ROME — An Italian journalist detained in Iran for three weeks was freed Wednesday and returned home, after her fate had become intertwined with that of an Iranian engineer arrested in Italy and wanted by the United States.
A plane carrying Cecilia Sala, 29, landed at Rome's Ciampino airport, where Premier Giorgia Meloni was on hand to welcome her alongside Sala's family members.
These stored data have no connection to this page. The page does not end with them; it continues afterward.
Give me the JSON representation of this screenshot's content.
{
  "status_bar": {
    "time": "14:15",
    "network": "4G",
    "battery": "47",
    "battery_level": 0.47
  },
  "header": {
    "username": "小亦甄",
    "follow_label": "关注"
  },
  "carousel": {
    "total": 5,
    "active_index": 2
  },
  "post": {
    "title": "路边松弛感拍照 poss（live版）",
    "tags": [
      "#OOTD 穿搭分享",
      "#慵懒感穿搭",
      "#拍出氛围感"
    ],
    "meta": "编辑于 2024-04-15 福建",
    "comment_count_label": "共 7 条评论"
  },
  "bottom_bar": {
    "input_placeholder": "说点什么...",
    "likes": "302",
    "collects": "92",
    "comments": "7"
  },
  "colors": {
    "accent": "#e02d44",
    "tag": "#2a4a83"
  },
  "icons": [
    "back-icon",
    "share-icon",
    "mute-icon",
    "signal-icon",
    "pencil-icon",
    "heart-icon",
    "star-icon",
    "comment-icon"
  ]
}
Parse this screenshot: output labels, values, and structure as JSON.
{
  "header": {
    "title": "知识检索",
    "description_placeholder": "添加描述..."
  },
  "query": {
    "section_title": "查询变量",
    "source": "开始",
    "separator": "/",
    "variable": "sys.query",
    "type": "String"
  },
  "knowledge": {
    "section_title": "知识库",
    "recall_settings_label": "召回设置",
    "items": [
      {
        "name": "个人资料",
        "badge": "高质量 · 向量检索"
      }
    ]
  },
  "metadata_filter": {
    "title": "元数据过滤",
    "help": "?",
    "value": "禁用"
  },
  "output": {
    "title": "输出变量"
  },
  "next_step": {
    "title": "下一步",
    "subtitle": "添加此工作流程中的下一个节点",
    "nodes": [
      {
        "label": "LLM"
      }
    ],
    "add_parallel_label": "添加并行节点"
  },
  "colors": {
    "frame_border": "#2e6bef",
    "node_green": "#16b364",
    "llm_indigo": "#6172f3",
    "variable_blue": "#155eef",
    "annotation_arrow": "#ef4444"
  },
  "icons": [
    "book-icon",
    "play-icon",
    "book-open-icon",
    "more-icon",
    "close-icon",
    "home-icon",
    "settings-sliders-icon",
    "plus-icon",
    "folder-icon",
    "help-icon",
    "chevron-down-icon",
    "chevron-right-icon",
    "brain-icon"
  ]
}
Sala descended from the plane and ran to embrace her boyfriend, Daniele Raineri, who later posted a photo of a smiling Sala greeting Meloni in the airport on social media.
Sala's liberation marked a major diplomatic and political victory for Meloni, whose recent visit to President-elect Donald Trump at his Mar-a-Lago retreat greatly enhanced her stature internationally at a time when Italy was negotiating Sala's release.
In announcing that Sala was flying home, Meloni's office said the premier had personally informed Sala's parents and credited the release to the government's ''intensive work on diplomatic and intelligence channels.''
Iranian media acknowledged the journalist's release, citing only the foreign reports. Iranian officials offered no immediate comment.
Sala, a reporter for the Il Foglio daily, was detained in Tehran on Dec. 19, a week after she arrived on a journalist visa. She was accused of violating the laws of the Islamic Republic, the official IRNA news agency said.
Italian commentators had speculated that Iran detained and held Sala as a bargaining chip to ensure the release in Italy of Mohammad Abedini, who was arrested by Italian authorities at Milan's Malpensa airport three days before, on Dec. 16, on a U.S. warrant.
The U.S. Justice Department has accused Abedini and another Iranian of supplying the drone technology to Iran that was used in a January 2024 attack on a U.S. outpost in Jordan that killed three American troops.